Tuesday, July 28, 2009


One of my areas of interest for some time has been the pursuit of evidence of knowledge and awareness of fossils in the mythology of Native Americans and the art with which they illustrated those myths. Their observations of fossils in the landscape demanded explanations, and they inevitably developed a mythology that explained their existence. In fact, John Feliks* has proposed that the origins of rock art may have originally been inspired by seeeing fossils in the rock.

Block of stone with carved lines at the right end,
fossil trackways are visible on the rest of the surface
of the block. Chimney Rock Archaeological Area,
Colorado. Photo: Steven Main.

At the Colorado Rock Art Association annual symposium on May 7, 2005, Steven Main presented a paper about a rock with pecked lines found at the Chimney Rock Archaeological Area in southwestern Colorado. Markings purposely made on a movable object are referred to by the term mobiliary art.

Side view of the block of stone showing traces
of trackways on other layers. Chimney Rock
Archaeological Area, Colorado. Photo: Steven Main.

The interesting thing about this rock is that the obvious pecked parallel lines at one end of the rock are connected to a number of fainter markings meandering over the rest of that face of the rock. These fainter markings have been identified as fossilized Ophiomorpha trackways, the remaining trace left behind by an extinct crustacean on the sandy ocean bottom, preserved as the sand was consolidated into sandstone. Traces of more trackways can be seen in cross section on the side of the block of stone as well.

This block of stone displays an instance in which the natural markings of the fossilized trackways apparently inspired additional pecked markings to complete a design or pattern imagined by the prehistoric artist (again this would fit in with John Feliks’ theories of the origins of rock art having been inspired by seeing fossils in the rock). Main stated that his original impression of the rock image was its likeness to images of Tlaloc from the greater southwest, but that he had abandoned that possibility because of lack of evidence. My personal reaction to the rock is that the image resembles the foot or footprint of a bear.

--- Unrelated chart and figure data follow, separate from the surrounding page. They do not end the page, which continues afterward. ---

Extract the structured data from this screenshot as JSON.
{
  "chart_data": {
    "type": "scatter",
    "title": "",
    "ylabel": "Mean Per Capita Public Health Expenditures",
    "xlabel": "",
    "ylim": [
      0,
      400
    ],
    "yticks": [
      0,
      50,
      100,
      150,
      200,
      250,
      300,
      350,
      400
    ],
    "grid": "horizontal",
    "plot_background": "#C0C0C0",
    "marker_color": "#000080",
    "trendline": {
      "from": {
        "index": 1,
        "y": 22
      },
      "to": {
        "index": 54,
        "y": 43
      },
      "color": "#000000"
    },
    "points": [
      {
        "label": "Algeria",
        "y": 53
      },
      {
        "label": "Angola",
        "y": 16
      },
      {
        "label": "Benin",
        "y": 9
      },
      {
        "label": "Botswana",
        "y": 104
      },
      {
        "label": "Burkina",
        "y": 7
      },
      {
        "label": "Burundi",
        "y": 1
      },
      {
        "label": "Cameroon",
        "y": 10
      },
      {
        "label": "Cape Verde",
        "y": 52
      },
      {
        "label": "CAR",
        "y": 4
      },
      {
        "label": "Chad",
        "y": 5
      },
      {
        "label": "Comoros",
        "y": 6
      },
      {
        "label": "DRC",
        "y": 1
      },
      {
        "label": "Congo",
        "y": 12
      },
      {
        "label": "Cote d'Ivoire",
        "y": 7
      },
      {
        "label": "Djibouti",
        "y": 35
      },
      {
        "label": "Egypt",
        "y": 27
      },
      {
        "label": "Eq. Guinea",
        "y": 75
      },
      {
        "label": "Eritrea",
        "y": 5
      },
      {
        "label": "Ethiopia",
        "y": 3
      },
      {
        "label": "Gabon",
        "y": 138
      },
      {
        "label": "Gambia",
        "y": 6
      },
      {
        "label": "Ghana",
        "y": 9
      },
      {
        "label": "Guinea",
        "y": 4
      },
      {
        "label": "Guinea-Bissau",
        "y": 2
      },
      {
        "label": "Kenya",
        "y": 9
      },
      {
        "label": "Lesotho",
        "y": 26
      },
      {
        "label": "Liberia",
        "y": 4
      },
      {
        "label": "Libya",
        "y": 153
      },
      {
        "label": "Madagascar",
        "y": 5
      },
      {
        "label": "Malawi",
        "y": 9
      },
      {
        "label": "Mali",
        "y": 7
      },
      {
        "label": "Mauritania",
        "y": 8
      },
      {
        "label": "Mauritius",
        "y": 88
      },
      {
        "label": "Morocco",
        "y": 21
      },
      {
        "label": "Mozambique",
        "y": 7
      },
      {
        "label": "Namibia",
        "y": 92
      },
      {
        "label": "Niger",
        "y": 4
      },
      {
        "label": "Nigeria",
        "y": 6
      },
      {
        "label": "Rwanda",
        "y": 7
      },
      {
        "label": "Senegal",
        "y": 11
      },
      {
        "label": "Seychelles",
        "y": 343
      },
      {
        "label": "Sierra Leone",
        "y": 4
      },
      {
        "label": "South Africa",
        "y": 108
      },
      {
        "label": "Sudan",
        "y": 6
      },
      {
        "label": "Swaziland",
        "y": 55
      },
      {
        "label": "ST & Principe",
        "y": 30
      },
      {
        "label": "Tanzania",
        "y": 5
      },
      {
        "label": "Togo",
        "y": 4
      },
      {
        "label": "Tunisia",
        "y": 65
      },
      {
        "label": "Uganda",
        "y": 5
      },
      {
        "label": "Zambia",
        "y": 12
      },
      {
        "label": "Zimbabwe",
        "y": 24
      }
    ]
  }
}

Whether or not the fossil traces inspired the original idea of creating petroglyphs in general, it seems certain that these fossil trackways inspired the addition of the pecked parallel lines in this example, proving not only Native American’s awareness of fossil traces but also implying the connection between those fossils and some of their art.

I am grateful to Steven Main for allowing me to use his photos and information.

* John Feliks is an independent scholar researching early human cognition. Along with the science, he offers an inside perspective based on an extensive background in the arts. Feliks’ recent studies involve the language and mathematics capability of Homo erectus and other early people.